Not That Sane. V Lakshman. Every Wednesday.

A Human Machine? (May 14, '97)

Garry Kasparov, arguably the world's best player ever, last week lost a highly publicized chess match to the IBM machine Deep Blue.

To me, one of the interesting side notes to the match was how, with time, Kasparov anthropomorphized the machine. He was unwilling to allow that the machine, the "creature" as he called it, could have arrived at those sparkling moves using "computer logic". He darkly doubted the motives of IBM. He even insisted on being able to view the logic that the computer was using. What did he suspect? That Anand, Kramnik and Kamsky had gotten together and were playing against him?

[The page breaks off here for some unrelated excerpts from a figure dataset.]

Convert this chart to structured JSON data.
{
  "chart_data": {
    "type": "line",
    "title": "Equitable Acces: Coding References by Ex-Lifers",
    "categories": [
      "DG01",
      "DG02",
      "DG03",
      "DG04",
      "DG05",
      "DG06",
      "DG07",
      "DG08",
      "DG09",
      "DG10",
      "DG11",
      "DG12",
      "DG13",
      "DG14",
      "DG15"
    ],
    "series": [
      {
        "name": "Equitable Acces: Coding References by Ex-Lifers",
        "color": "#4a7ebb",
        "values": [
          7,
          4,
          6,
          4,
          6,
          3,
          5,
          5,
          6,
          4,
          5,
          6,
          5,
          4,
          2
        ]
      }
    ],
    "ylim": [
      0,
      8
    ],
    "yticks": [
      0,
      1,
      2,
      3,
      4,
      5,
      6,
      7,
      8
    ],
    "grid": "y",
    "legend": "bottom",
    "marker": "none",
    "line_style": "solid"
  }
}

Deep Blue is a massively parallel machine that runs several processors, definitely not the wimpy thing you have at home. The idea of building such powerful computers doesn't bother too many people. Somehow, we have come to accept that machines can compute awesomely but do not yet accept that such computation can lead to intelligence of sorts. But even run-of-the-mill computer programs often exhibit "intelligence" now. A meteorologist studying the performance of a fuzzy logic algorithm that I helped develop noted that:

[The detected BWER is] in a right spot, but if you cross section the reflectivity structure of the storm, you don't see a BWER. In other words, it looks like it made a good guess with limited data.
"Guessing" was not how I would describe it. I know the internal workings of the algorithm and it was a logical progression from the limited data to the correct detection. Yet, if a thinking human being had gone through the same process, we would have called it "guessing".

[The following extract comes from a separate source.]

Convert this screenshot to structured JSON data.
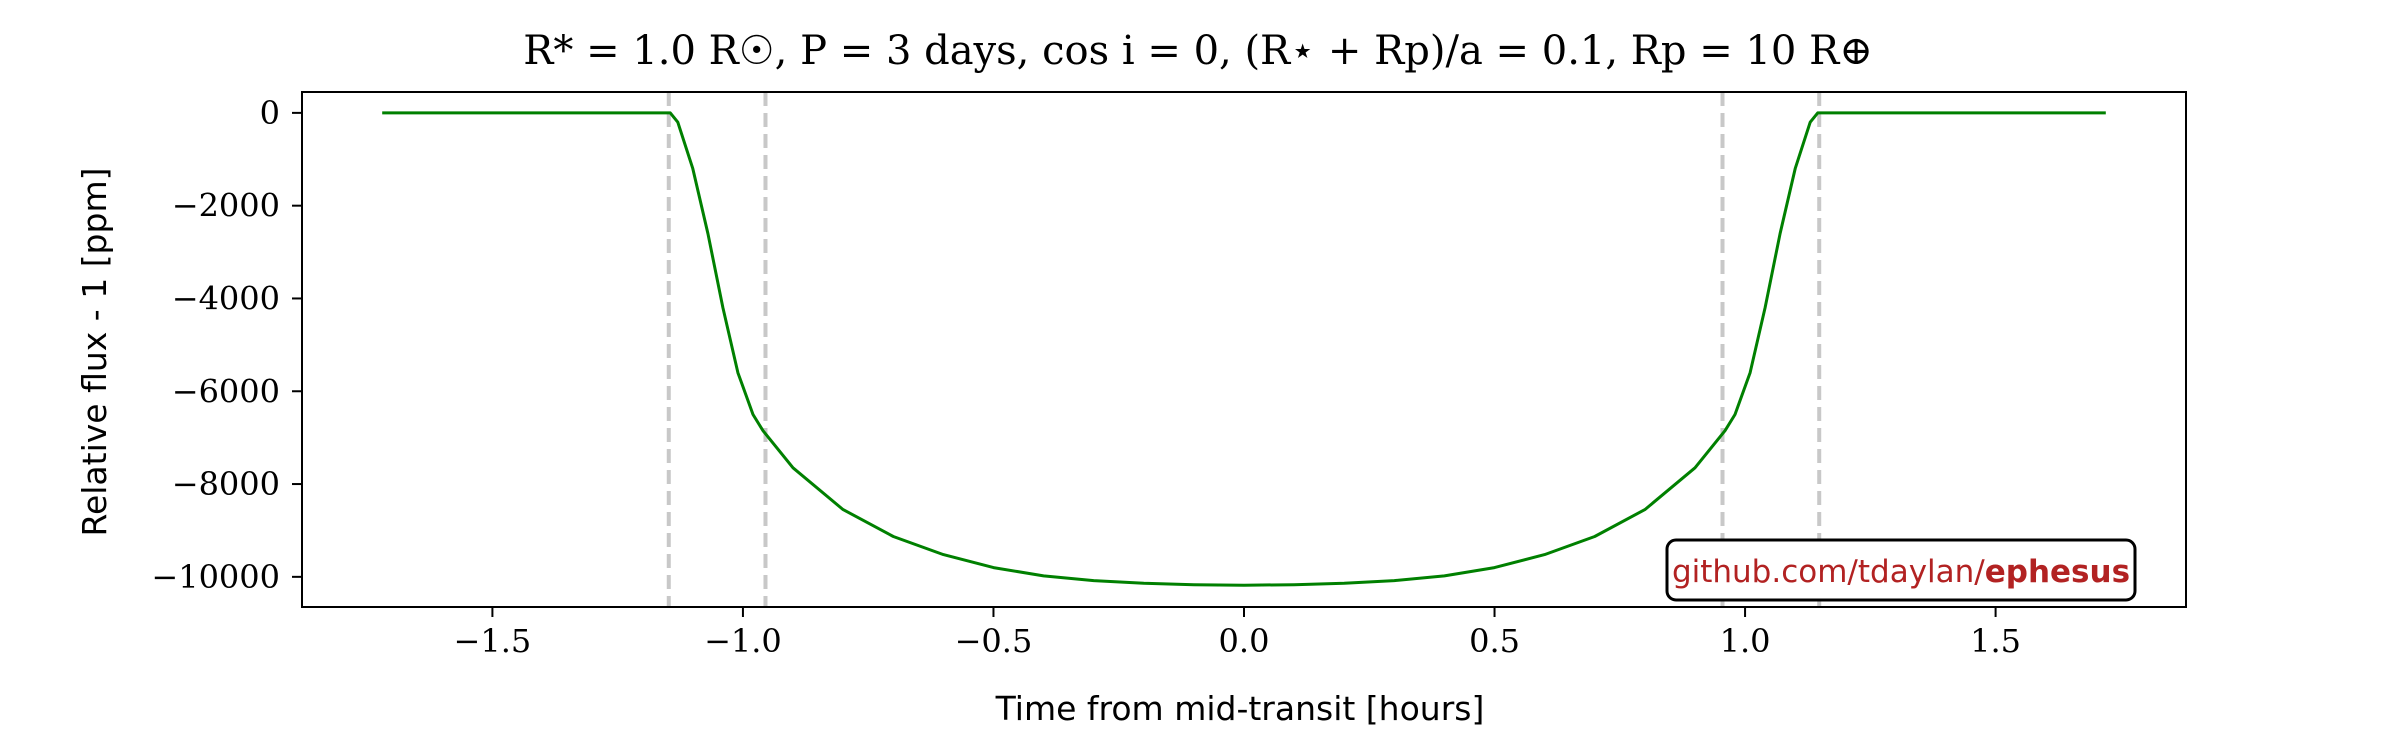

Does this mean that man has lost the battle to the machine? Hardly. For one, Kasparov has lost matches before and has come back to thrash his opponent. Two, the machine is still a machine in that it computes while the human is a human in that he can think imaginatively. Three, none of the man vs. machine brouhahas that arose in the past few centuries has come to anything.

We accept that machines are better in that limited aspect of existence and get on with our productive, creative lives. After all, trains have been running faster than men and calculators roundly beating the mental arithmetic afficionados for quite some time now. Not too many people feel humiliated as a result.